Occasionally, a lady’s maid will know more than anyone else in the house – even the master – about the woman she serves because if she’s really trusted, she’ll hear quite a lot about her boss’s secrets – and what is going on generally within the family. In turn, her mistress will sometimes ask her maid for her views, though it’s more likely to be her opinions on the latest fashion or the nicest hat to buy than anything else.
If the lady’s marriage is a sexless arrangement and she is tempted towards or indulging in other liaisons or flirtations, the lady’s maid may possibly be aware. (Just as if her boss is pregnant, she’ll be the first to know, since she washes all her undergarments.) The lady’s maid performs so many personal tasks, washing and arranging her boss’s hair, running her bath, helping her dress, travelling with her, that she’s privy to a great deal of information. She’s more than a PA, but a shade less than a chum.
This puts her in a very odd position because the boundaries of deference are always there, day in, day out. If she repeats what she hears, she risks her job should she be found out. And yet there’s a good chance that she won’t. Sometimes it’s quite easy for a gossipy lady’s maid to repeat the things she’s been told to someone downstairs, and for the gossip to then be passed on, by other staff, to people outside, like tradesmen. Then the gossip and the stories will go beyond the house, right across the county, a local version of email or Facebook, if you like. And because the toffs’ world of rules is so regimented, quite often they’re unaware that this is actually happening: many don’t even regard their servants as human beings, even though their etiquette always warns them: ‘servants have eyes and ears to wag downstairs’.
More enlightened families, of course, don’t see their servants as inhuman (again, the Granthams are sometimes good role models for how to treat your servants), but many view servants as little more than robots. And so a dinner-table conversation where butlers or footmen must stand, outwardly impassive, yet with ears flapping, taking in every word, all too often winds up as good fodder for downstairs gossip to spread beyond the estate. So a nosy servant who loves to gossip – and relishes the little bit of ‘power’ this gives them – may seem to risk much. But they know the chances are high their bosses will never know what is being said about them. The real downstairs currency isn’t cash – it’s gossip about other people living in the house.
Gossip aside, many loyal and trustworthy upper servants remain proud of their hard work and their relationship by association with their bosses, especially butlers or valets whose loyalty and feelings for their masters can often be strong, especially if they are valued.

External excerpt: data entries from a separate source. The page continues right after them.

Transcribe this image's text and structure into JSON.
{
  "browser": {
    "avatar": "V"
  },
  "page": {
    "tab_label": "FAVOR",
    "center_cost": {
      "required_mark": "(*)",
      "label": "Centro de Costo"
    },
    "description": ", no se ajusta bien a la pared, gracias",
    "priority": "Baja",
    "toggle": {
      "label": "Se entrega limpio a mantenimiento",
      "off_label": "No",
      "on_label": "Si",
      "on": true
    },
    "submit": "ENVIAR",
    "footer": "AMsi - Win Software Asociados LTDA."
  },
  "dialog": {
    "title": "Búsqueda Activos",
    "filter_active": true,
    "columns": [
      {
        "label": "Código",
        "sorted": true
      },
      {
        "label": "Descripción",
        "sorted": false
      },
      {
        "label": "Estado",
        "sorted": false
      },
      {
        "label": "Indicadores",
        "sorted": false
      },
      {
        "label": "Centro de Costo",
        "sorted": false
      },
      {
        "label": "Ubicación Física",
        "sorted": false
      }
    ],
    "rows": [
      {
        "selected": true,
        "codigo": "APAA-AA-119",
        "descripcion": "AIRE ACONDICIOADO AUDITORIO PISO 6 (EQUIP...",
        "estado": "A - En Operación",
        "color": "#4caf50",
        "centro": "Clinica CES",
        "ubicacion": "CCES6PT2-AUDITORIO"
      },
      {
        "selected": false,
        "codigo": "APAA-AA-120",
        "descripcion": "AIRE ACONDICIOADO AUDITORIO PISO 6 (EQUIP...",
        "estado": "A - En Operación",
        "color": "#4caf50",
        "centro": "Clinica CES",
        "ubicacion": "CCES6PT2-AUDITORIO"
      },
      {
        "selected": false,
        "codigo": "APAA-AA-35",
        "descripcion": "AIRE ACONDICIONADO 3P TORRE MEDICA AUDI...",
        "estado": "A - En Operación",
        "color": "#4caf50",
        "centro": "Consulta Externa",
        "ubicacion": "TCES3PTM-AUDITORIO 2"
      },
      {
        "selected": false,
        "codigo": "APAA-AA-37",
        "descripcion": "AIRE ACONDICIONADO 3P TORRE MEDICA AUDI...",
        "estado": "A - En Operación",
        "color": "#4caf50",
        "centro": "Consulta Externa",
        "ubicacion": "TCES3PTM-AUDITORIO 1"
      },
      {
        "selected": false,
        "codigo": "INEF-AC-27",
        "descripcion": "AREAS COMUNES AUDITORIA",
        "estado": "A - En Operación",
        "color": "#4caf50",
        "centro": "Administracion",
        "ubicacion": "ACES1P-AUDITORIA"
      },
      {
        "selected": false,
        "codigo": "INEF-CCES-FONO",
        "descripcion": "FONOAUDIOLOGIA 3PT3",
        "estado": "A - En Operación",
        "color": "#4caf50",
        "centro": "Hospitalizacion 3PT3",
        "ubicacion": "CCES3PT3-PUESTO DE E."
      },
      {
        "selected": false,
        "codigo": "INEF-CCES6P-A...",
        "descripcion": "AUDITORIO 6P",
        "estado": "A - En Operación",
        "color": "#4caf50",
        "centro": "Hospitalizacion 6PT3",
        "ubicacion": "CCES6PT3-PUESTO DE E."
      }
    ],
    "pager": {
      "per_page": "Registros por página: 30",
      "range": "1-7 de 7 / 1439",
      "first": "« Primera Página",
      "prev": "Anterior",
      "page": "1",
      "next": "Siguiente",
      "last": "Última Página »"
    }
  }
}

Even after they leave the job, some upper servants will keep in touch by letter. But the uppers are the servants with staying power, sometimes working with a family for many years, giving them more opportunity to develop closer links with their employers. But even with this ‘insider’ access to their employer’s lives, they must always, at all times, stay on their side of the line; even after years of service, they can’t start a conversation or initiate a topic for discussion. They still have to wait to be asked.
Generally speaking, the lower servants, some footmen, kitchen staff and housemaids, don’t form any relationship of any description with their masters. They don’t have face-to-face dealings with them as such; many don’t stay in their posts for any length of time, often opting to move around from job to job. Many young women take a position in a big household for opportunistic reasons – because they know it will teach them the household duties and skills they need for marriage. Then, once they find a marriage partner, they’re gone. Many footmen don’t see it as a job for life either, given the restrictions.